Random Survival Forest Machine Learning for the Prediction of Cardiovascular Events Among Patients With a Measured Lipoprotein(a) Level: A Model Development Study.

Background: Established risk models may not be applicable to patients at higher cardiovascular risk with a measured Lp(a) (lipoprotein[a]) level, a causal risk factor for atherosclerotic cardiovascular disease.

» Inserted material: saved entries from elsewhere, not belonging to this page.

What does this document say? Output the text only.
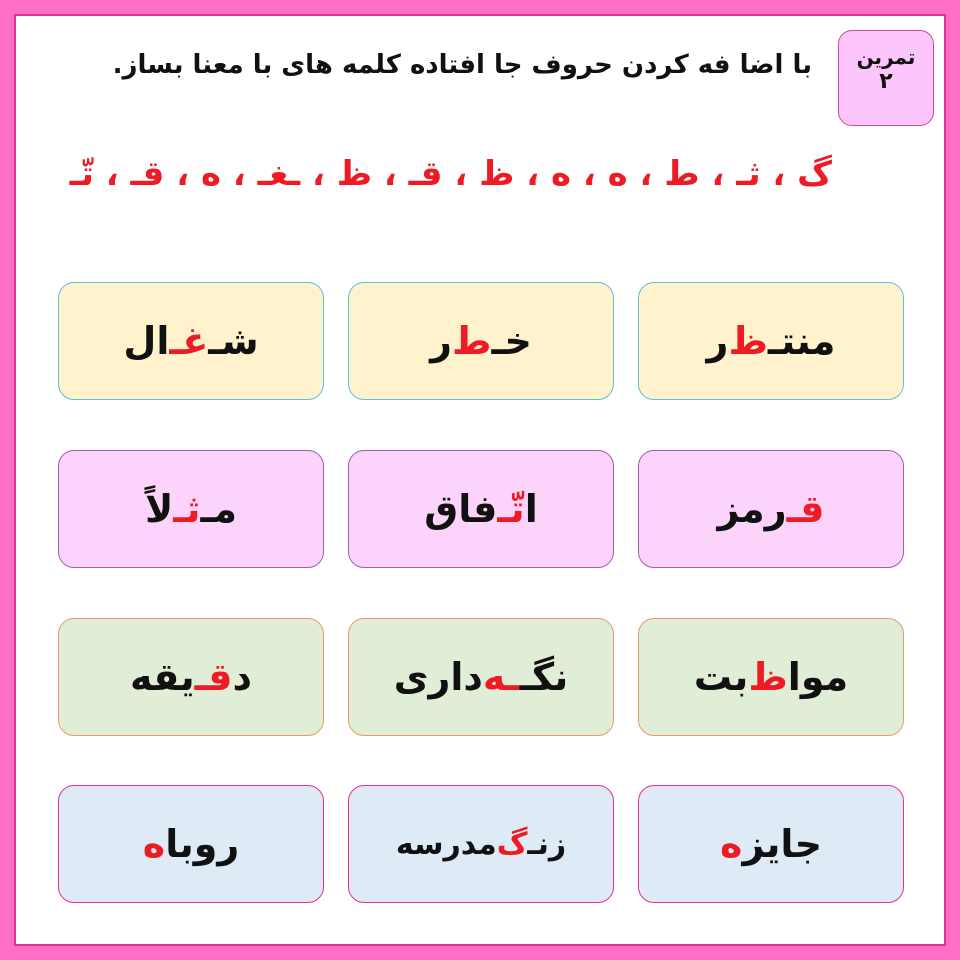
تمرین
۲
با اضا فه کردن حروف جا افتاده کلمه های با معنا بساز.
گ ، ثـ ، ط ، ه ، ه ، ظ ، قـ ، ظ ، ـغـ ، ه ، قـ ، تّـ
منتـ
ظ
ر
خـ
ط
ر
شـ
غـ
ال
قـ
رمز
ا
تّـ
فاق
مـ
ثـ
لاً
موا
ظ
بت
نگـ
ـه
داری
د
قـ
یقه
جایز
ه
زنـ
گ
مدرسه
روبا
ه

Methods: This was a model development study. The data source was the Nashville Biosciences Lp(a) data set, which includes clinical data from the Vanderbilt University Health System. We included patients with an Lp(a) measured between 1989 and 2022 and who had at least 1 year of electronic health record data before measurement of an Lp(a) level. The end point of interest was time to first myocardial infarction, stroke/TIA, or coronary revascularization. A random survival forest model was derived and compared with a Cox proportional hazards model derived from traditional cardiovascular risk factors (ie, the variables used to estimate the Pooled Cohort Equations for the primary prevention population and the variables used to estimate the Second Manifestations of Arterial Disease and Thrombolysis in Myocardial Infarction Risk Score for Secondary Prevention scores for the secondary prevention population). Model discrimination was evaluated using Harrell C-index.

Results: A total of 4369 patients were included in the study (49.5% were female, mean age was 51 [SD, 18] years, and mean Lp(a) level was 33.6 [38.6] mg/dL, of whom 23.7% had a prior cardiovascular event). The random survival forest model outperformed the traditional risk factor models in the test set (c-index, 0.82 [random forest] versus 0.69 [primary prevention] versus 0.80 [secondary prevention]). These results were similar when restricted to a primary prevention population and under various strategies to handle competing risk. A Cox proportional hazard model based on the top 25 variables from the random forest model had a c-index of 0.80.

Conclusions: A random survival forest model outperformed a model using traditional risk factors for predicting cardiovascular events in patients with a measured Lp(a) level.